I am writing a class to represent some data from a spacecraft that can provide many different data products, which can be used to compute other variables. Loading the raw data takes a few seconds per variable so each should only be loaded when needed, as not all variables will always be needed.
This is a minimal working example of what I mean:
class Spacecraft:
def __init__(self, time_range, configuration='default'):
self.time_range = time_range
# Initialise all possible variables to None
self.magnetometer = None
self.temperature = None
self.complicated_thing = None
# There are 30+ of these
def get_magnetometer(self):
self.magnetometer = self.load_data('magnetometer')
return self.magnetometer
def get_temperature(self):
self.temperature = self.load_data('temperature')
return self.temperature
def get_complicated_thing(self):
# Check each variable has a value
if self.temperature is None:
get_temperature()
if self.magnetometer is None:
get_magnetometer()
self.complicated_thing = self.temperature * self.magnetometer
return self.complicated_thing
# Plus more get_ functions for each instance variable
def load_data(self, product_name):
"""Loads raw 'product_name' data as np array.
"""
pass
# Use case 1: Only need limited number of parameters
only_need_magnetometer = Spacecraft('10:30-10:45')
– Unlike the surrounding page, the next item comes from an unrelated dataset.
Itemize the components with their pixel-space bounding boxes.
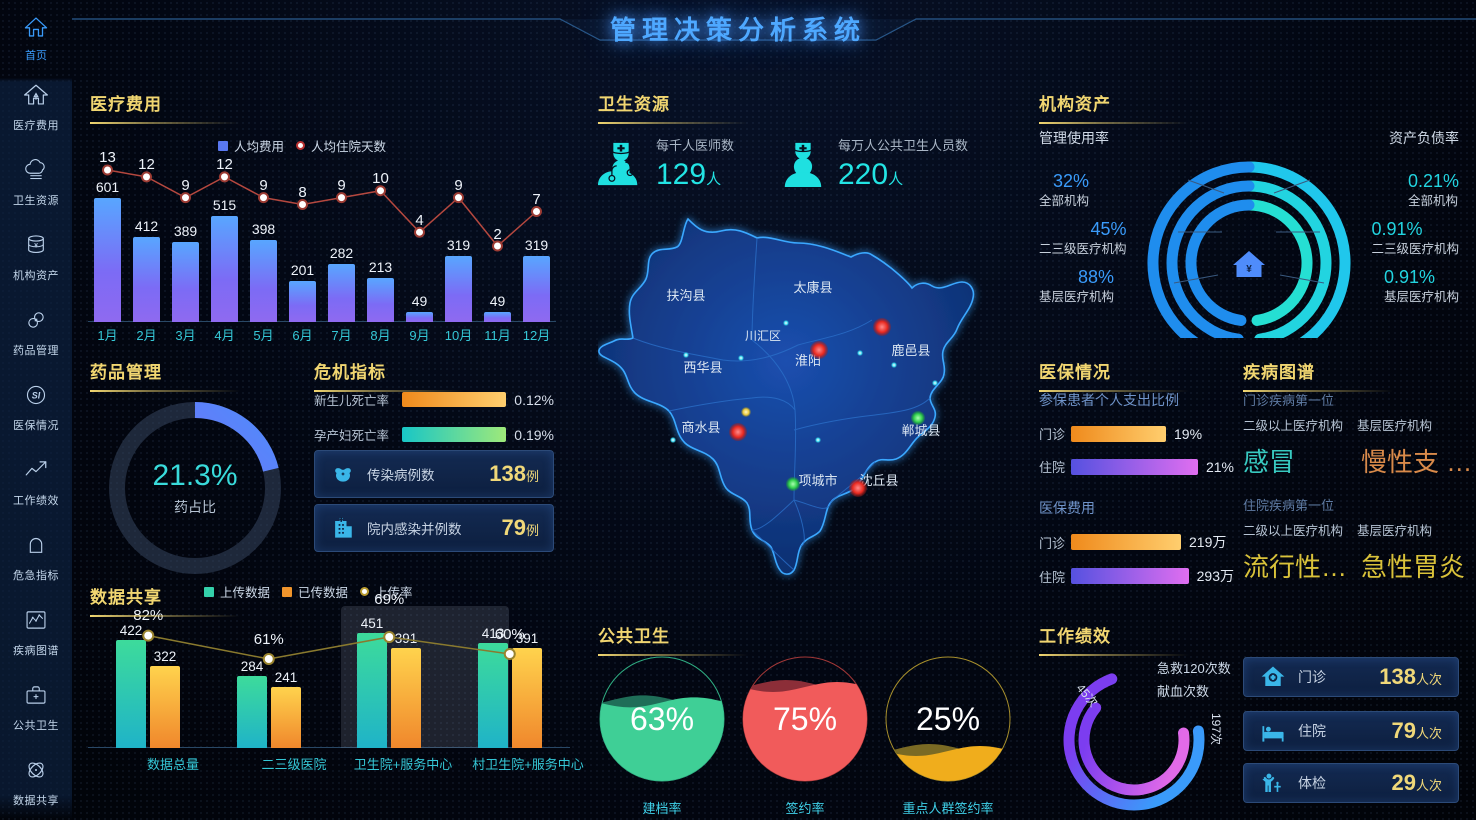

plot(only_need_magnetometer.get_magnetometer())
# Use case 2: Need a different set of parameters
complicated_analysis = Spacecraft('10:45-11:00')
result = analysis(complicated_analysis.get_complicated_thing())
I'm not sure about initialising every variable to None
in __init__()
. I also don't like the lengthy checks at the beginning of each function that calculates a derived variable.
Is there a better/more pythonic way?
Ideally I would like to skip the initialisation to None
& be able to define get_complicated_thing()
as:
def get_complicated_thing(self):
self.complicated_thing = self.temperature * self.magnetometer
return self.complicated_thing
Where, if self.temperature
or self.magnetometer
don't yet exist, a getter is automatically called, e.g. get_magnetometer()
.
The use cases could then be simplified to:
# Use case 1: Only need limited number of parameters
only_need_magnetometer = Spacecraft('10:30-10:45')
plot(only_need_magnetometer.magnetometer)
# Use case 2: Need a different set of parameters
complicated_analysis = Spacecraft('10:45-11:00')
result = analysis(complicated_analysis.complicated_thing)
Which, to me at least, is much easier to read.